I of course don’t deny anyone the right to a reasonable income, but most forms of digital media have been overpriced for a long time. SOPA and PIPA will allow Copyright Owners to maintain their unreasonably high prices, and will give them an easy route to take down anyone and anything that stands in their way - competitors, not-for-profit services and the like - including essential web resources like Wikipedia, Facebook, Twitter and Google.

The CEO of Twitter sounds totally out of his depth, calling this an insignificant single policy of only national importance. The truth is that if this legislation gets through, all Internet Users around the world will suffer - as all the socially connected resources will be affected - the majority of the sites I use on a daily basis stand to be affected by this legislation.

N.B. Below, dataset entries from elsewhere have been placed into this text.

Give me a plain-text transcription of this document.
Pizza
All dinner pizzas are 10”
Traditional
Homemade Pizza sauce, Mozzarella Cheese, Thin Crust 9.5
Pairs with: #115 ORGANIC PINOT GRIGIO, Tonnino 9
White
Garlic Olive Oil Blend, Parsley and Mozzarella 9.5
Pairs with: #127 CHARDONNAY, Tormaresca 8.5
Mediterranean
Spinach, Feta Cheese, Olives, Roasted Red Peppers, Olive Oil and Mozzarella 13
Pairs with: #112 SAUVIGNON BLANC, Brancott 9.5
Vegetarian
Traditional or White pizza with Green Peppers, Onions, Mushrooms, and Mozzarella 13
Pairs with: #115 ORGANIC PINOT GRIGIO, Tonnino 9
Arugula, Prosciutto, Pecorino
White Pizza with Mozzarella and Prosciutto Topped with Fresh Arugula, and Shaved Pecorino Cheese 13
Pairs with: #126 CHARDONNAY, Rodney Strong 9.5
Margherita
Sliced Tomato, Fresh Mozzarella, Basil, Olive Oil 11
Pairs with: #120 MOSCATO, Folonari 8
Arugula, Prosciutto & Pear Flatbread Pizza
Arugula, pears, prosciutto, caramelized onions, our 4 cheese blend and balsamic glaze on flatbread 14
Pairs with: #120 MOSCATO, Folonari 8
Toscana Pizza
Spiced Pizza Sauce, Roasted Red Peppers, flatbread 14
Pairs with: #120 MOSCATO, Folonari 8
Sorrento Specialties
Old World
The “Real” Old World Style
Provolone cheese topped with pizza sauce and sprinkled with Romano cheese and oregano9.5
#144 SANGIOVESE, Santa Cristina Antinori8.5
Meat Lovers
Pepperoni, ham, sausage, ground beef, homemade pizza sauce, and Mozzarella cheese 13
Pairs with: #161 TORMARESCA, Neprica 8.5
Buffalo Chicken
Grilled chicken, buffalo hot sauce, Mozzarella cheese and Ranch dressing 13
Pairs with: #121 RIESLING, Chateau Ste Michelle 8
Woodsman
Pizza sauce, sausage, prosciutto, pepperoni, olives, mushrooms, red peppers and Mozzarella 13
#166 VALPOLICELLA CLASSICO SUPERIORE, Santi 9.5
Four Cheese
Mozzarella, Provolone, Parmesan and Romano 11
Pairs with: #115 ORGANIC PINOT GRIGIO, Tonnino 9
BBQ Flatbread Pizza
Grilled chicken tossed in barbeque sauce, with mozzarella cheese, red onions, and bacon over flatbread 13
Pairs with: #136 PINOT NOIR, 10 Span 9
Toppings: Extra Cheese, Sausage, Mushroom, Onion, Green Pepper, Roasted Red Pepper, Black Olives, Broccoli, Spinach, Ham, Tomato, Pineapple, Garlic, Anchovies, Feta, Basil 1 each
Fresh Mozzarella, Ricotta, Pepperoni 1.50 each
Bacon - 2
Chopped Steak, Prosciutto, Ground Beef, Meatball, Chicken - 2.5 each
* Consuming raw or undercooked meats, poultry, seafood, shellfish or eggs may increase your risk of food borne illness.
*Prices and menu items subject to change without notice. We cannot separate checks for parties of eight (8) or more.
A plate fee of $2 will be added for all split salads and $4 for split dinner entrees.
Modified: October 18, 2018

The UK and Europe need to take their own measures in counteracting the potential impact of such legislation. At their heart, these acts strike at everything that is currently good about the Internet. Cinema Box Office was down in 2011 - not really because of the actions of Piracy, but more to do with the poor quality of output. In many ways SOPA and PIPA are a form of protectionism for an industry out of ideas and down on innovation. We cannot allow them to take away our freedoms!

All this reminds me a lot of the ridicilous Privacy Injunctions we had in the UK throughout 2011, as well as the equally ridiculous and seemingly never ending farce which is Patent Trolling. The primary question that has to be asked in each case is "Is this in the Public’s Interest?" - in each of these cases the answer is a resounding NO!